A House of Representatives committee has urged parliament to begin a far reaching inquiry into cyber safety, cultural, policy and literacy issues for Indigenous Australians.
According to the committee, an inquiry could inform future policy and direction relating to cyber safety issues which affect Indigenous communities.
The report by the Joint Select Committee on Cyber Safety found that cyber bullying via mobile phones is affecting both urban and rural Indigenous Australians.
Cyber bullying can relate to an ongoing family or language group conflict which could impact a whole community, the report said.
"Many Indigenous Australians have low levels of digital literacy skills and therefore they lack the ability to use the Internet themselves or to supervise their children online," read the report.
"In remote Indigenous communities, cultural, language and access barriers exacerbate this rift, meaning mobile enabled youth may be more vulnerable to cyber bullying and other emergent online threats as mobile access is improved."

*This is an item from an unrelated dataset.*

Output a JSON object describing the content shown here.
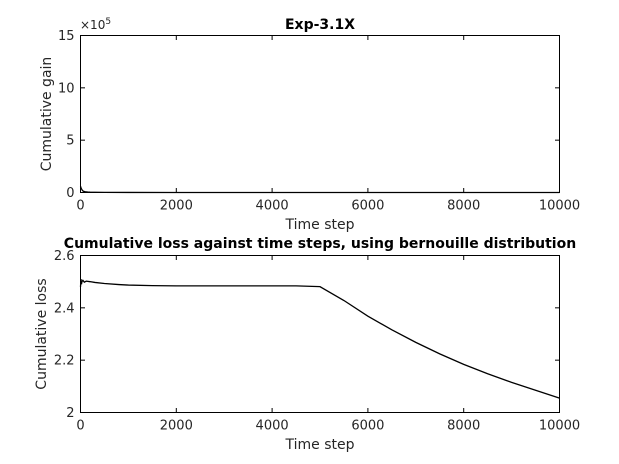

It suggested that providing information to parents and older community members abut mobile phone and social networking usage may help to establish engagement between older and younger generations.
The committee also found that users in some remote areas had been targeted by scammers asking for an advance fee before providing a product or service. According to an Australian Competition and Consumer Commission report, advance fee/up-front payment fraud was the most common type of fraud reported by Australians in 2012, making up 32 per cent of recorded scams.
Members of the committee visited two indigenous schools in Brisbane to discuss cyber bullying with students and teachers in May as part of its inquiry which began in March 2013.
The AFP has also run education sessions with indigenous elders as part of the ThinkUKnow program which aims to educate children, parents, carers and teachers about the risks faced online.